Arrêtons-nous un instant sur certains de ces critères.
L’influence, tout d’abord, est un critère jurisprudentiel très pertinent désormais intégré au corpus législatif. Il est éminemment démocratique puisqu’il évalue la capacité d’une organisation à mobiliser et à peser dans le débat.
Ensuite, les critères de la transparence financière et de l’audience sont, eux aussi, déterminants pour démocratiser le dialogue social.
Ce n’est donc pas un hasard si ces critères sont détaillés dans le projet de loi.
L’article 8, consacré aux ressources et moyens des organisations syndicales et professionnelles, est porteur d’une avancée significative en ce qu’il impose une obligation de transparence financière aux syndicats. Dorénavant, ceux-ci auront l’obligation d’assurer la certification et la publicité de leurs comptes.
En outre, la possibilité de créer, par accord ou convention, une ressource assise sur la masse salariale assurera le financement du dialogue social tout en n’imposant pas aux entreprises de payer deux fois, puisque toutes leurs dépenses engagées au titre du dialogue social pourront être déductibles de l’assiette de cette nouvelle contribution.

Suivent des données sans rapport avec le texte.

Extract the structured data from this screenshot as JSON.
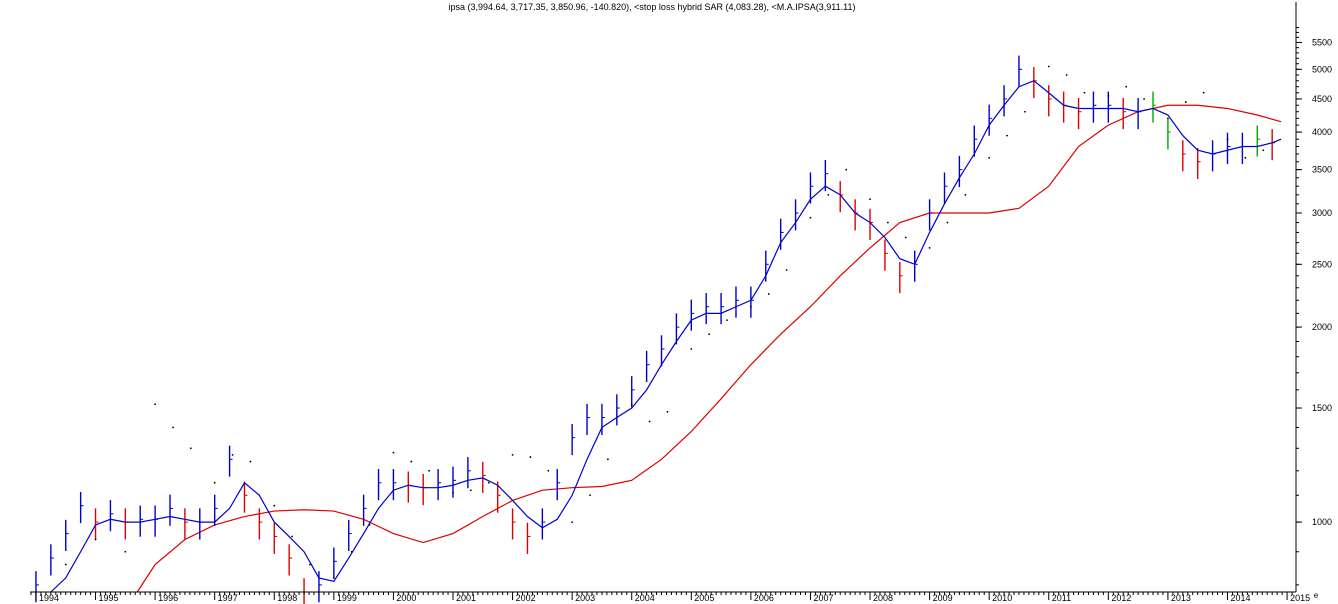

Ces règles sont fondamentales et nous y sommes très favorables, en particulier parce qu’elles permettront d’organiser le dialogue social dans les branches composées de très petites entreprises au sein desquelles des négociations internes ne peuvent avoir lieu.

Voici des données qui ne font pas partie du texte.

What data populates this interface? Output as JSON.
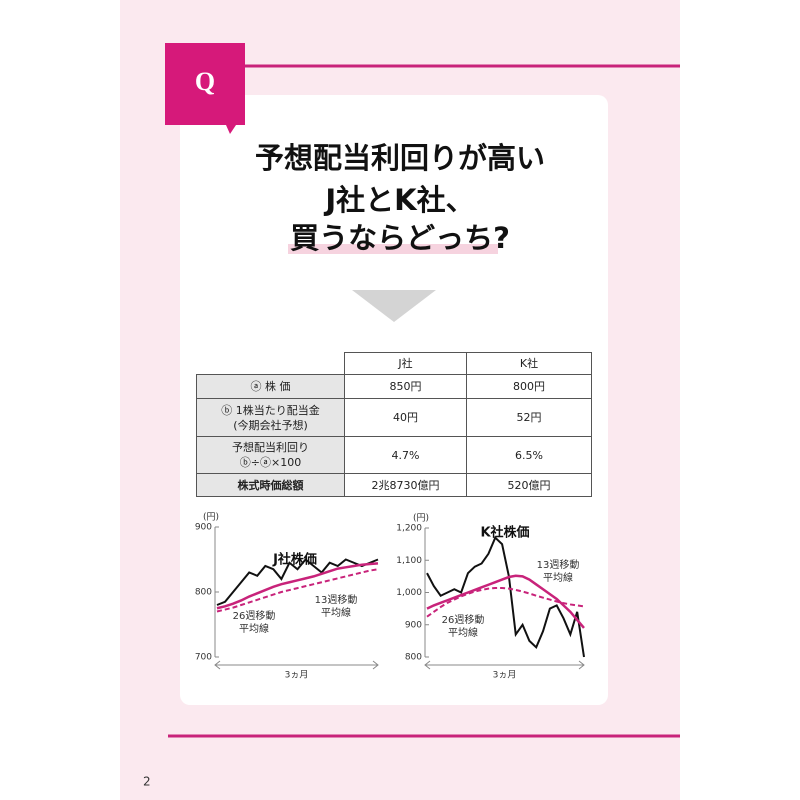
{
  "badge": "Q",
  "title": [
    "予想配当利回りが高い",
    "J社とK社、",
    "買うならどっち?"
  ],
  "table": {
    "header": [
      "J社",
      "K社"
    ],
    "rows": [
      {
        "label": [
          "ⓐ 株 価"
        ],
        "cells": [
          "850円",
          "800円"
        ]
      },
      {
        "label": [
          "ⓑ 1株当たり配当金",
          "(今期会社予想)"
        ],
        "cells": [
          "40円",
          "52円"
        ]
      },
      {
        "label": [
          "予想配当利回り",
          "ⓑ÷ⓐ×100"
        ],
        "cells": [
          "4.7%",
          "6.5%"
        ]
      },
      {
        "label": [
          "株式時価総額"
        ],
        "cells": [
          "2兆8730億円",
          "520億円"
        ]
      }
    ]
  },
  "charts": [
    {
      "type": "line",
      "title": "J社株価",
      "unit": "(円)",
      "x_label": "3ヵ月",
      "ylim": [
        700,
        900
      ],
      "yticks": [
        700,
        800,
        900
      ],
      "series": [
        {
          "name": "株価",
          "color": "#111111",
          "style": "solid",
          "values": [
            780,
            785,
            800,
            815,
            830,
            825,
            840,
            835,
            820,
            845,
            835,
            850,
            840,
            830,
            845,
            840,
            850,
            845,
            840,
            845,
            850
          ]
        },
        {
          "name": [
            "13週移動",
            "平均線"
          ],
          "color": "#c8237a",
          "style": "solid",
          "values": [
            775,
            778,
            782,
            787,
            793,
            798,
            803,
            808,
            812,
            815,
            818,
            821,
            824,
            828,
            832,
            836,
            838,
            840,
            842,
            843,
            844
          ]
        },
        {
          "name": [
            "26週移動",
            "平均線"
          ],
          "color": "#c8237a",
          "style": "dashed",
          "values": [
            770,
            773,
            776,
            780,
            784,
            788,
            792,
            796,
            800,
            803,
            806,
            809,
            812,
            815,
            818,
            821,
            824,
            827,
            830,
            833,
            835
          ]
        }
      ]
    },
    {
      "type": "line",
      "title": "K社株価",
      "unit": "(円)",
      "x_label": "3ヵ月",
      "ylim": [
        800,
        1200
      ],
      "yticks": [
        800,
        900,
        {
          "value": 1000,
          "label": "1,000"
        },
        {
          "value": 1100,
          "label": "1,100"
        },
        {
          "value": 1200,
          "label": "1,200"
        }
      ],
      "series": [
        {
          "name": "株価",
          "color": "#111111",
          "style": "solid",
          "values": [
            1060,
            1020,
            990,
            1000,
            1010,
            1000,
            1060,
            1080,
            1090,
            1120,
            1170,
            1150,
            1050,
            870,
            900,
            850,
            830,
            880,
            950,
            960,
            920,
            870,
            940,
            800
          ]
        },
        {
          "name": [
            "13週移動",
            "平均線"
          ],
          "color": "#c8237a",
          "style": "solid",
          "values": [
            950,
            960,
            968,
            976,
            984,
            992,
            1000,
            1008,
            1016,
            1024,
            1032,
            1040,
            1048,
            1052,
            1050,
            1040,
            1025,
            1010,
            995,
            980,
            960,
            940,
            915,
            890
          ]
        },
        {
          "name": [
            "26週移動",
            "平均線"
          ],
          "color": "#c8237a",
          "style": "dashed",
          "values": [
            925,
            940,
            955,
            968,
            978,
            988,
            996,
            1003,
            1008,
            1012,
            1014,
            1014,
            1012,
            1008,
            1003,
            997,
            990,
            984,
            978,
            972,
            967,
            963,
            960,
            957
          ]
        }
      ]
    }
  ],
  "page_number": "2"
}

C’est pourquoi il nous paraît important qu’elles puissent entrer en vigueur en même temps que l’ensemble de la loi, et non à partir du 30 juin 2009 comme le prévoit actuellement le texte, tel qu’amendé par l’Assemblée nationale. Nous avons déposé un amendement en ce sens, aucune raison valable ne nous semblant justifier un tel différé.
L’autre critère fondateur de la nouvelle représentativité syndicale est bien sûr l’audience, un critère qui substitue une légitimité réellement démocratique, fondée sur le vote, à une légitimité historique, héritée du passé. Dans son principe, nous ne pouvons qu’adhérer à cette mesure.
Je l’ai dit, la présente réforme démocratisera le dialogue social positivement en fondant sa légitimité sur des critères démocratiques, mais aussi négativement en tirant les conséquences de cette rénovation des critères de légitimité, c’est-à-dire en battant en brèche, un à un, tous les archaïsmes associés aux anciens critères.
Premier archaïsme, de taille : la présomption irréfragable de représentativité. Elle disparaît, c’est un grand pas en avant.